Getting older is weird. It’s something, as a little kid, you long for. There were all these hopes and expectations that were connected with getting older. The opportunities that will suddenly be open to you. The adventures that you can suddenly embark on. The lives you’ll lead, as soon as you get to some age, some point in your life that is just beyond your reach. 

I remember, for me, it was turning 16. In all those make-believe games we would play in the school playground, I always wanted to pretend I was 16. I thought it was this magical age where everything in life would speed up, where life would start happening to you. Really, nothing happened to me when I was 16. I think we just went to Benihana for my birthday. 

It’s scary, getting older. Especially during these university years where every passing birthday signals another step towards impending adulthood. While questions of ‘what do you want to be when you grow up’ have plagued us throughout our lives, as we grow older, this round of questioning grows more intense and more serious.

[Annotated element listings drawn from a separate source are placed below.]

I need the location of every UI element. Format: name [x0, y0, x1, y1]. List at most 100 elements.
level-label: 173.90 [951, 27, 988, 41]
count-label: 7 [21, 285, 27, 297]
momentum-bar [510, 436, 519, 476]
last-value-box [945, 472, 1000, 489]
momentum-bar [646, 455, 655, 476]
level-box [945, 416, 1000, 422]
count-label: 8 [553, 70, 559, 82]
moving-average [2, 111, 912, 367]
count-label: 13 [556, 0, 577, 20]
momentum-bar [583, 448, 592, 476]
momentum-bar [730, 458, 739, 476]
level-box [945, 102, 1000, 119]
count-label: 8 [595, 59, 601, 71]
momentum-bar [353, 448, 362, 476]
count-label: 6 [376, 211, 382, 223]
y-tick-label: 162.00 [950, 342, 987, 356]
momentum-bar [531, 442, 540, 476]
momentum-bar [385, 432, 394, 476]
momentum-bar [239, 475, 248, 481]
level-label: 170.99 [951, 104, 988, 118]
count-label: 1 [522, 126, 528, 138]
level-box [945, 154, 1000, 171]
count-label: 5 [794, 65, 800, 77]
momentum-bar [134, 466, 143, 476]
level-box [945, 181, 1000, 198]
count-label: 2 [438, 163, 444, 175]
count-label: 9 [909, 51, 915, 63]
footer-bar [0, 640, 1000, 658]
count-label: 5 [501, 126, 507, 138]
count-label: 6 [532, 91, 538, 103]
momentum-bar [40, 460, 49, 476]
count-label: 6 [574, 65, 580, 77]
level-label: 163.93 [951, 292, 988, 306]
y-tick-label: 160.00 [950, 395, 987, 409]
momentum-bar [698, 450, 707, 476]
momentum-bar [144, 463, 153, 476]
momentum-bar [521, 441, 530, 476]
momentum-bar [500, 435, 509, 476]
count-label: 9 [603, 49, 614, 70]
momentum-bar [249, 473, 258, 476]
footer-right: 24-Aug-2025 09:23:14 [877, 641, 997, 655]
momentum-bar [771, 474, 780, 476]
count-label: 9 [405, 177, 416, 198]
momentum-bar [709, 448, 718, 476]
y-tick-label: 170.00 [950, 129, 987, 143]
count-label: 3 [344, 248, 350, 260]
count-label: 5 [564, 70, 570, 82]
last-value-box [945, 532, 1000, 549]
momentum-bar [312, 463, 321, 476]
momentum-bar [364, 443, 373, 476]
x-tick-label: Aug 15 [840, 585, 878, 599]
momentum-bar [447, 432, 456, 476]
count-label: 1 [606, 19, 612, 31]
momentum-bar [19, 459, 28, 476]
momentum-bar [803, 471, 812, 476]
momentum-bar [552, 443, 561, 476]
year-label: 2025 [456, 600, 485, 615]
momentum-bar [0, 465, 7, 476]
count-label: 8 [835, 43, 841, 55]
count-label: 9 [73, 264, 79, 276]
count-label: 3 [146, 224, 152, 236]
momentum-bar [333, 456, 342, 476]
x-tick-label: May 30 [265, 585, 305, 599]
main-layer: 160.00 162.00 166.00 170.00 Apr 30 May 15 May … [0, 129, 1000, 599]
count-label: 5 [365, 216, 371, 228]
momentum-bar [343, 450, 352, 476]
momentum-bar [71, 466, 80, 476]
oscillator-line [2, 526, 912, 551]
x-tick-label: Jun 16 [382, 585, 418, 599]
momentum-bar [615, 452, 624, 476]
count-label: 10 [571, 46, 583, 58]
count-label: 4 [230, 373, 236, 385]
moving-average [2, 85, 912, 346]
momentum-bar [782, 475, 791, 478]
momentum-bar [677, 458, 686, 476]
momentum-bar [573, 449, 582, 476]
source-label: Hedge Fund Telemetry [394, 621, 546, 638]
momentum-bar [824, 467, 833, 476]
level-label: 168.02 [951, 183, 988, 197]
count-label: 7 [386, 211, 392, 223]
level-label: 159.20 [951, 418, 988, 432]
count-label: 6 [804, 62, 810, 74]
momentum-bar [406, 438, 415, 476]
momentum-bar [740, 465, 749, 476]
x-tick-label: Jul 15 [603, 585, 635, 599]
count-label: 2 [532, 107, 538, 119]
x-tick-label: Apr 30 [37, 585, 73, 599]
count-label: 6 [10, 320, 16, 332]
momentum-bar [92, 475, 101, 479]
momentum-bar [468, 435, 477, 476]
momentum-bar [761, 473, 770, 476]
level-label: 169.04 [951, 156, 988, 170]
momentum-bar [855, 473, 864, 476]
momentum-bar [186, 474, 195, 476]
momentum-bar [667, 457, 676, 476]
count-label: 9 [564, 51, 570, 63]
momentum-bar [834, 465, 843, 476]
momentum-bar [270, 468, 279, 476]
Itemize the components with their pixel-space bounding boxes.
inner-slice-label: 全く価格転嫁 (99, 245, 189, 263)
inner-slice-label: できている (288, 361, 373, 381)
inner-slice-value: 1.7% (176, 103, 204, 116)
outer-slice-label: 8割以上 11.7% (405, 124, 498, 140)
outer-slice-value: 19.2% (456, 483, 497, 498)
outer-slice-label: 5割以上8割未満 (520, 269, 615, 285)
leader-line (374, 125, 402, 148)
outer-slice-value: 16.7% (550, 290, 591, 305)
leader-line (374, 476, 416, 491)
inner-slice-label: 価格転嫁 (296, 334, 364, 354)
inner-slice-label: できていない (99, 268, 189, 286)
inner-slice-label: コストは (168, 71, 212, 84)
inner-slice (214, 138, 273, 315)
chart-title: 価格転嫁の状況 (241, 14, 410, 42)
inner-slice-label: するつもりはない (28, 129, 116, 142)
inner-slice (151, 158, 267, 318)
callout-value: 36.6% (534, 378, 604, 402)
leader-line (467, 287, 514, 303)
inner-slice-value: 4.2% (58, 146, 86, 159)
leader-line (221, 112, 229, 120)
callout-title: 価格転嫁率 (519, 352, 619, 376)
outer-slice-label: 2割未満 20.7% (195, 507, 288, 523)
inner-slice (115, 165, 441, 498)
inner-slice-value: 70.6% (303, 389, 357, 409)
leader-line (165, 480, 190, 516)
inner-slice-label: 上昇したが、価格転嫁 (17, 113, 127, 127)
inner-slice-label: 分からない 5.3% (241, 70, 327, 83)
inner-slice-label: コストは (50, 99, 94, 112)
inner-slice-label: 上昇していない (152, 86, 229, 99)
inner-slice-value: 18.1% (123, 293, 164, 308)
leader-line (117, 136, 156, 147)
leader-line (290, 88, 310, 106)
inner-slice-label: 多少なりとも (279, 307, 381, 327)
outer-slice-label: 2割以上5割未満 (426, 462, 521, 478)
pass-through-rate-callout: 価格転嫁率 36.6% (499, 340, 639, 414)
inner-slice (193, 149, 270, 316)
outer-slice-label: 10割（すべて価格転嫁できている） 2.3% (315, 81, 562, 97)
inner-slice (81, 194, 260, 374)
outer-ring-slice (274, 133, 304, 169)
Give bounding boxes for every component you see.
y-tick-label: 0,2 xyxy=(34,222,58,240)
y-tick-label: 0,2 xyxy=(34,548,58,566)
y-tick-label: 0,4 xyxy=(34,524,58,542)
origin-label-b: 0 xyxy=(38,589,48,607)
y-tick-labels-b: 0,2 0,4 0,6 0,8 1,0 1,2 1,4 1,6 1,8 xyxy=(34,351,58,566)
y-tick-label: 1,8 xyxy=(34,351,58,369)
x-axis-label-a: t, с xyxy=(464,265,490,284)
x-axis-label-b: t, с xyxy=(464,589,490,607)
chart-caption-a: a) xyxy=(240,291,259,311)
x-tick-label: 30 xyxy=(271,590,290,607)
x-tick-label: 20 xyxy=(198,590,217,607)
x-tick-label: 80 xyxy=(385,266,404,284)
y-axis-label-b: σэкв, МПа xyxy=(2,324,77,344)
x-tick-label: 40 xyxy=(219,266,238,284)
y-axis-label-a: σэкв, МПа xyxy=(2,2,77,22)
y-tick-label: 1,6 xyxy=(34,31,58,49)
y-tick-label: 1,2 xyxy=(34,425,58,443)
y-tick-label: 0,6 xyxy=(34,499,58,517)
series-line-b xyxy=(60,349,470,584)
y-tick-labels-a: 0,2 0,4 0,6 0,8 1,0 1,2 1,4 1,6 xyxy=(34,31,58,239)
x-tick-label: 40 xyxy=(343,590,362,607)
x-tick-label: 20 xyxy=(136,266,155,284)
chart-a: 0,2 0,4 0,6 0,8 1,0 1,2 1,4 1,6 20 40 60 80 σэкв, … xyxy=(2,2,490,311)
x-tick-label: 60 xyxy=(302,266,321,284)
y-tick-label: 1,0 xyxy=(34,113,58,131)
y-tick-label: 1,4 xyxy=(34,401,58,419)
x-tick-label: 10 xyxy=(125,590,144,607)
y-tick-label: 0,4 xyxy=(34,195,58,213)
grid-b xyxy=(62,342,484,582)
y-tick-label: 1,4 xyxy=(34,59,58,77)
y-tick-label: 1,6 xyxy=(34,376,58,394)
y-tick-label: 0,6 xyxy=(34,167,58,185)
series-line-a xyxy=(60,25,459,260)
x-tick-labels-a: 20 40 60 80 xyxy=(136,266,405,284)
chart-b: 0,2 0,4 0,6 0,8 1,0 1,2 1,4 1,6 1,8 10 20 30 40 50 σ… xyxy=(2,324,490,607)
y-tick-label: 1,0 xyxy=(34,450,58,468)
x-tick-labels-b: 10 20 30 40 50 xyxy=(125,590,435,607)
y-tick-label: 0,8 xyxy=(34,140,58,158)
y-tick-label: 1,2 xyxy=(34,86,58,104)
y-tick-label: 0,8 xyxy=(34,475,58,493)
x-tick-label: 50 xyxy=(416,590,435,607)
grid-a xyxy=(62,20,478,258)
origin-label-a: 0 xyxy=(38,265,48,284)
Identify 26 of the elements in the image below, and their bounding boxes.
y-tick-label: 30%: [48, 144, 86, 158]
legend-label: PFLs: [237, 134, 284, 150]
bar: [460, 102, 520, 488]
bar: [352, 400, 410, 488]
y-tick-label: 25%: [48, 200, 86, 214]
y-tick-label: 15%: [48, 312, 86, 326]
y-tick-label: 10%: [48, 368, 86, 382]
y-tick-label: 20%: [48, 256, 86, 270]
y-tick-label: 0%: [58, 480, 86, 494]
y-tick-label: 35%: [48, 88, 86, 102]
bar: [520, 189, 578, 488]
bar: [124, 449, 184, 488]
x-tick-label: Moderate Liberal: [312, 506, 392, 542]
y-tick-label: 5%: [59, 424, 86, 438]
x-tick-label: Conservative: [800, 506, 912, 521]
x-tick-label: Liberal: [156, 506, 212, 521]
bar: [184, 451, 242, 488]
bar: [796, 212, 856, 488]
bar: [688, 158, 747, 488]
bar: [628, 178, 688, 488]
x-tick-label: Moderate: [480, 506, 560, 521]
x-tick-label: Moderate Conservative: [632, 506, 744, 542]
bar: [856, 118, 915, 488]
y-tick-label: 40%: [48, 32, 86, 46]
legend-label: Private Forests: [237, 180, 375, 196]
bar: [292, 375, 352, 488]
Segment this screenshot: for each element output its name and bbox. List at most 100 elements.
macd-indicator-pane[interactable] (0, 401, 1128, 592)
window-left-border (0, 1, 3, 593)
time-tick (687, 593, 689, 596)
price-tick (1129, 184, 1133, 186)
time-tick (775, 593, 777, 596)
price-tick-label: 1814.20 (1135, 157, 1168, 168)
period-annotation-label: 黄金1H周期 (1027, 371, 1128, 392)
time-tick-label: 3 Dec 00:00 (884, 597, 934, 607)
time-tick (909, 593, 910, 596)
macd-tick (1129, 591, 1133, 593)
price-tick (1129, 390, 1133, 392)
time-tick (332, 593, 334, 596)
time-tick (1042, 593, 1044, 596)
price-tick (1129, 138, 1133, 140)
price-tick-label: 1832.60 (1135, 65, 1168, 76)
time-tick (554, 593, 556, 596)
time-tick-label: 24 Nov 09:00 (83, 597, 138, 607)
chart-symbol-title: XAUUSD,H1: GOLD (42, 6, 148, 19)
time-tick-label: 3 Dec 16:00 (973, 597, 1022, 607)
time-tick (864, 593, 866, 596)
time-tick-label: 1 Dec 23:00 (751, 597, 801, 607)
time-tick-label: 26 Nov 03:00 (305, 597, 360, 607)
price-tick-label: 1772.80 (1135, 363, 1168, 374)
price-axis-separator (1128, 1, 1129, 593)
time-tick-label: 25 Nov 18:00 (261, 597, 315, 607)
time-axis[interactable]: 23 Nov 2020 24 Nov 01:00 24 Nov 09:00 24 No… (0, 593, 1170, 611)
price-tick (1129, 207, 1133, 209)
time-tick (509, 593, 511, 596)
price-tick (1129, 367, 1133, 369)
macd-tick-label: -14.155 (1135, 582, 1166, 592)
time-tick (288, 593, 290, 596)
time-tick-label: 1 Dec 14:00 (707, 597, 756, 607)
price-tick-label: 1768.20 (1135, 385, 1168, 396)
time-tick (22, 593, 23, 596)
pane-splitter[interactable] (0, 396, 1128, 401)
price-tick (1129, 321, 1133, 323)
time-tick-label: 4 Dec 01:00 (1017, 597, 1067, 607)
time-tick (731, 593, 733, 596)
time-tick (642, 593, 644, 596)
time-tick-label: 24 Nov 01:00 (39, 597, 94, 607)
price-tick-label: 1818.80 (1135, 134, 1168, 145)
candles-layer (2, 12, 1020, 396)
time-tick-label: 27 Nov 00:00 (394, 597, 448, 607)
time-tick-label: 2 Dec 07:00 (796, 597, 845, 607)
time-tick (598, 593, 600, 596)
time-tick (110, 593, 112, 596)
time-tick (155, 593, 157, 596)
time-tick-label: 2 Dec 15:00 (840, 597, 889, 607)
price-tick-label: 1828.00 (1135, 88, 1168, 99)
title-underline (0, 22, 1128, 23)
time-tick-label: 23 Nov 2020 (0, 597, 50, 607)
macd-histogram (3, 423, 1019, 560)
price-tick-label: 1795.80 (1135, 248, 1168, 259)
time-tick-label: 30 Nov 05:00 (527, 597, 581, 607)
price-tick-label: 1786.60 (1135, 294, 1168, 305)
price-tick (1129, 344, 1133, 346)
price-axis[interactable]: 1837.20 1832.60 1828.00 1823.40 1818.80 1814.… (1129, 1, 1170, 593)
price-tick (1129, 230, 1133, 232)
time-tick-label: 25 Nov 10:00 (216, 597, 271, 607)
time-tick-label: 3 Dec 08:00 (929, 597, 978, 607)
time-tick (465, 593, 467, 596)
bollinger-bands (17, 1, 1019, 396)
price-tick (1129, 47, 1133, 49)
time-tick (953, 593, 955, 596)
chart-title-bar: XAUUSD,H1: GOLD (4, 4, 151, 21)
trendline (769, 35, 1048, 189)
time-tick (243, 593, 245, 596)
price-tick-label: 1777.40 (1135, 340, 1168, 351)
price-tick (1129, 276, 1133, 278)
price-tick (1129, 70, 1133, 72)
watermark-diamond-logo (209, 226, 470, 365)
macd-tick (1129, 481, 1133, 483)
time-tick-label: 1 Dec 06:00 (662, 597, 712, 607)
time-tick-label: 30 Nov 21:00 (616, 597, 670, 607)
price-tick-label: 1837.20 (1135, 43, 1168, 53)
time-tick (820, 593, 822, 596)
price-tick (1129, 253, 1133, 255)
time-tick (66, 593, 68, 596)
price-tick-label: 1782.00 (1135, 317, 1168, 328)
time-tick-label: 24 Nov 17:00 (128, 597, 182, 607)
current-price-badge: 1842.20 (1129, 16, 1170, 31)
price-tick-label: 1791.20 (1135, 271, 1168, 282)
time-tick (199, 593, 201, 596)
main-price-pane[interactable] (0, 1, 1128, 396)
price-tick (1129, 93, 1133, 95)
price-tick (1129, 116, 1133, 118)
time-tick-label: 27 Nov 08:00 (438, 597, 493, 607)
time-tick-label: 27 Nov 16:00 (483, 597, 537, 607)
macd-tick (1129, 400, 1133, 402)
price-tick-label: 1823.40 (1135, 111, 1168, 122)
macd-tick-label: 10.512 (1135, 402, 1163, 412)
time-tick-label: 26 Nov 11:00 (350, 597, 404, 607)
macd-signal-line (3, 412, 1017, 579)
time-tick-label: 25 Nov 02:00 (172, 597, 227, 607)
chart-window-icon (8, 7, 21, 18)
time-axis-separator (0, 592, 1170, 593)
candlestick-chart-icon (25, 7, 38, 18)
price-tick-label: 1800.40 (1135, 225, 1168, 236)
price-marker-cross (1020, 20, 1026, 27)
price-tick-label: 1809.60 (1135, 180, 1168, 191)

Our summers are no longer designed to be carefree. We now have to be taking up internships, work experiences, placements, jobs to signal to those around us that we’ll be okay, we’re being proactive and don’t worry, we have a plan. 

These years, the last of our teenage existence and the start of our twenties, is one where feeling lost is the norm. It’s a point where our age is no longer an excuse. We now have to be taking ourselves seriously so that others will repay that respect in return. This inbetween stage is one where we are considered old enough to have an opinion, but are simultaneously considered too young to express an opinion with any confidence or sense of actually being informed.

For the last few birthdays, I’ve had some major freakouts. Like, sure, 18 was fun. But, wow, that’s old. And then 19, that’s really old. And then 20, that’s a whole two decades! It scared me to think that when leaving home for university, I would never properly live at home again. You come home during the holidays but after graduation, you’re expected to get on with your life. No more living at home with your parents, get on up and get on out there. 

So many of us are lost when it comes to our future. So many of us don’t feel confident enough in our abilities to believe we could exist in that bad scary world of adulthood. It’s not about being coddled, or helicopter parenting, or being snowflakes or whatever nonsense excuse older generations may pin on us. Sure, there’s excitement. But growing older is scary, especially during these final years of education as we wait for our lives to get going. Waiting to see if it pans out, if we actually end up alright. 

There is no magical age. There is no point in our lives where everything gets straightened out and all the mysteries of the universe are revealed to us. We are meant to feel lost. We are meant to feel fearful about the uncertain. It may not make any of this easier but it’s better to know you’re not the only one. I’m fucking terrified about getting older and about the future, and I doubt I’m the only one.